Gallery 1927 is located in between Flower and Figueroa on 7th street in Downtown Los Angeles in the Historic Fine Arts Building (811 West 7th Street, Los Angeles, CA 90017). Gallery 1927 is open 7 days a week, 9am-7pm or by appointment. Gallery 1927 is accessible by the Metro and there is ample parking lots and metered parking. For more information please refer to gallery1927.com. Gallery 1927 is part of the Downtown Art Walk.

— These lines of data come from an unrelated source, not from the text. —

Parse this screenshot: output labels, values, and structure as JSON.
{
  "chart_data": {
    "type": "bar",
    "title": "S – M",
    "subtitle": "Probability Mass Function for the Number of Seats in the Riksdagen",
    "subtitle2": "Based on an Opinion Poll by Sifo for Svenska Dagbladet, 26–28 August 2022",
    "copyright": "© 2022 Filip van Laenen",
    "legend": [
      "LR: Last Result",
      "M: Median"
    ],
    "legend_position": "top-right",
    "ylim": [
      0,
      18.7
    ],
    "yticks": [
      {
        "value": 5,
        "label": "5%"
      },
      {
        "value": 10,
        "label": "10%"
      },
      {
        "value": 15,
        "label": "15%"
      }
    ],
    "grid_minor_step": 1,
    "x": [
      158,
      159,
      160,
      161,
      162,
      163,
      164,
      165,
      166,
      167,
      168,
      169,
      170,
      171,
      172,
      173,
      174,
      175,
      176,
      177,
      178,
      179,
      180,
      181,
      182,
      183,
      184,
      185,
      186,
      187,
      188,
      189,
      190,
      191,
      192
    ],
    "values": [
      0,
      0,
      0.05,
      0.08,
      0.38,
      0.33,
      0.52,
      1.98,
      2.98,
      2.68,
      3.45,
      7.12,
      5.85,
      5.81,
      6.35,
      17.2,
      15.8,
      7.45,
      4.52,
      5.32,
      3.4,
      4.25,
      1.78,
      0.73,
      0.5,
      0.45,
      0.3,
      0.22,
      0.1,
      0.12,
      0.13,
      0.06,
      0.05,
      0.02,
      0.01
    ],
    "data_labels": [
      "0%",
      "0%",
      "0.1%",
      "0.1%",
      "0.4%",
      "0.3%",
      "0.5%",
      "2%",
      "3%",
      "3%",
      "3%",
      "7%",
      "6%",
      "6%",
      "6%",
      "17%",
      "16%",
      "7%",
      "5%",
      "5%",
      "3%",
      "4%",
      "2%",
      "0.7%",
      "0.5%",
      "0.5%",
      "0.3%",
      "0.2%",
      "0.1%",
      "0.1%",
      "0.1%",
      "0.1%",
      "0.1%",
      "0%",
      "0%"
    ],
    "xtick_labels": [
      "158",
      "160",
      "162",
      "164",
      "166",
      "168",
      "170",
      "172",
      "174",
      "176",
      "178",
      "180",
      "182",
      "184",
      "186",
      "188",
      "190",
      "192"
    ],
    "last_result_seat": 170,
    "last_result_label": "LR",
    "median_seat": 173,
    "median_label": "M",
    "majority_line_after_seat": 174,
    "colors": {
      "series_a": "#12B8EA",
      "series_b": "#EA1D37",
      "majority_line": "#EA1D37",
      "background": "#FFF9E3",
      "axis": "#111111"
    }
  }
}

Los Angeles based food company Pop-Up will be debuting their saleables in addition to the standard fare. Be one of the first to enjoy their skewered treats. Please visit www.uppopspopup.com for more information.



Featured Artists:


Audrey Chan

Vanessa Chow

Ashley Coon

Kristin Crammermeyer

Greg Curtis

Rashell George

Rebecca Gottesman

Joshua Howell

Jason Kunke

Kelli Manthei

James Melinat

Casey Mixter

Suzanne Oshinksy

Nate Page

Dharmesh Patel

Kaitlynn Redell

Anna Skarbek
PRESS RELEASE FOR TALES OF THE FLESH
Tales of the Flesh

Carole Caroompas
Kaitlynn Redell
Aaron Sheppard
Arne Svenson
Liz Young


June 13 – July 18, 2009


Opening reception :
Saturday, June 13th 5-8pm


Western Project is proud to present Tales of the Flesh, a group exhibition examining the human figure as a narrative source. Each of these five artists work with the figure/body as an origin of story telling for political, social, historical and/or erotic purposes. Carole Caroompas has used the figure for thirty years to examine issues of power and gender between men and women. Her series, Before and After Frankenstein: The Woman Who Knew Too Much, reworks our assumptions of relationships and myths in ribald and collaged imagery. Her use of the figure is theatrical, incisive and verges on the taboo. Newcomer Kaitlynn Redell cuts and reassembles rock and movie posters to illuminate our notions of ‘the exotic’ and its racist implications in inherent in Western Pop culture. Redell’s constructions are unabashedly aesthetic and covertly seduce the viewer with tales of hubris and glamour. Arne Svenson’s forensic sculpture Portraits are both haunting and alluring. His subject is the dead and forgotten, and his images are strangely elegant reminders of the unfinished stories of real lives. Also included, Svenson’s book of mismatched eyes is a slightly lighter kind of provocation; large color images floating in a text-less format. The cliché: the eyes are the windows of the soul, is charred with the artist’s new kind of taxidermy. Liz Young’s standing wood-grained male sculpture and small blood painted portraits are interpretations of family intimacy and history. Adept with materials, Young makes each work a loaded narrative, unveiled and raw. Aaron Sheppard’s elaborate paintings dredge Eros from the ether; monuments of erotic iconography, untamed and obsessive. His female imagery is Dionysian and fantastic, recalling William Blake’s dark and swirling watercolors, but huge in scale. Both Young and Sheppard navigate a territory personal and untamed.
Together these artists revel in the tradition of telling tales of what it is to be human in the 21st century.